В ответ Конобеев беззвучно заплакал.
– Ну-ну, – одними губами выговаривал ему Высоковцев. Ему казалось, что над обезображенным полем расходятся круги ужаса, уступая место чему-то звенящему, как ангельский хор над летним полем.
Вместо размышлений он автоматически поправил планшет, кобуру, подтянул складки шинели и, надвинув фуражку с овальной трехцветной кокардой, пошел докладывать о потерях.
Ночлег
Ватага текла быстро.
Перебежками подвигались сполошные, несшие наскоро укрепленные рогатками вилы, за ними ехали обозные хабарщики, а по краям потока гарцевали те, кто имел под собой лошадей, оглядываясь на атамана, курившего длинную трубку с серебряным мундштуком, которым этот душегуб выдавил человеку оба глаза.
Атаман шел, задумавшись, люди его молчали, зная неумолимый закон русской жизни: три года недорода, на четвертый пагуба. Трех лет всегда доставало, чтобы снести с гиблых мест всех изверившихся, не имевших ни горсти муки на завтрашний прокорм, ни защиты от оброчных солдат. Три заповедных года заправляли душами владетельнее боярской воли.
К вечерней заре усталость одолела молчаливую орду, стали потягиваться на ветру и заворачивать к ближним лескам споро бежавшие еще с час назад. Утомившиеся от волчьей рыси, сбивались вместе и стояли, переминаясь.
– Куды дале? – окликнул атамана подлетевший сзади Крутька. Конь его вился, меча еще отблески давешнего пожара, с нестертыми полосами сажи по бокам, оседланный широкой уральской шалью.
Тот, зыркнув на закатывающееся солнце, указал на гребень высокого холма, вздымавшегося над скучной равниной.
Ушкуйники уже разжигали костер, бежали с чанами к подгорошному ручью, когда послышался свист. Атаман свистнул в ответ и кинулся на спину коню, которого вели за ним. Взъехав на холм, вгляделся в подмигивающую торфяную мглу. Что-то наступало оттуда, небыстрым походным маршем, огромное, дышавшее устало и выпустошенно. Атаман присмотрелся к серой ленте, понемногу вволакивающейся в лощину. Присные его наехали с обеих сторон, следя за кандальниками.
Их было много, идущих широкой колонной по пять голов в ряду, в одинаковых робах до колен, подвязанных кто чем, больше бечевками, в разбитых дорогой опорках, некоторые в колодках.

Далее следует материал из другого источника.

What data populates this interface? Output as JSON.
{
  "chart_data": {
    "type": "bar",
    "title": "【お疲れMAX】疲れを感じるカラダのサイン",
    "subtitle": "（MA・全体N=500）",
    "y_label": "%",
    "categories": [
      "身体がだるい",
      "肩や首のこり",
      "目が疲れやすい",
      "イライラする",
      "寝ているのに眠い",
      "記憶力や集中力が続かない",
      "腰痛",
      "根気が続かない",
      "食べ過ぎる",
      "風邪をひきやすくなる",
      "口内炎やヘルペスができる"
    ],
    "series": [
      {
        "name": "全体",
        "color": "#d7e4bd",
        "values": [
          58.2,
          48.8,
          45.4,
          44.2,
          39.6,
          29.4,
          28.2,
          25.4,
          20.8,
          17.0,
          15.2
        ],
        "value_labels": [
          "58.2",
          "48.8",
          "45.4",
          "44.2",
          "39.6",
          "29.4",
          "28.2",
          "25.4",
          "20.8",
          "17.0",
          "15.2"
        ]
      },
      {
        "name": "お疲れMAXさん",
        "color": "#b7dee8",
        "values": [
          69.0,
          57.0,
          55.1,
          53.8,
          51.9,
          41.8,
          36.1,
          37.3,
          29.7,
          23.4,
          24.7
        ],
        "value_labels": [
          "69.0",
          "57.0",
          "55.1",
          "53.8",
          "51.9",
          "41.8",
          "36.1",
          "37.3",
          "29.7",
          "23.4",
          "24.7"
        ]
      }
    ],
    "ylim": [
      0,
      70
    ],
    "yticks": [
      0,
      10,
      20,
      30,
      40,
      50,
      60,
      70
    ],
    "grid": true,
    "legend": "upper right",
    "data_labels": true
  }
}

– Садись! – раздался протяжный крик от хвоста колонны. Этап грянул кандалами и сел разом так, что земля ухнула. Какие-то отомкнутые побежали к мутному ручью с котелками. Увидев это, атаман привстал.
– Здорово, ребята! – крикнул он белевшей лицами толпе. Все они оборотились на его крик. – Откуда бредете?
Никто не отвечал. Свистел по верхам ветер.
– Кто таков? – издали донесся треснувший голос.
– Человек божий, гуляю с надежей! А ты кто?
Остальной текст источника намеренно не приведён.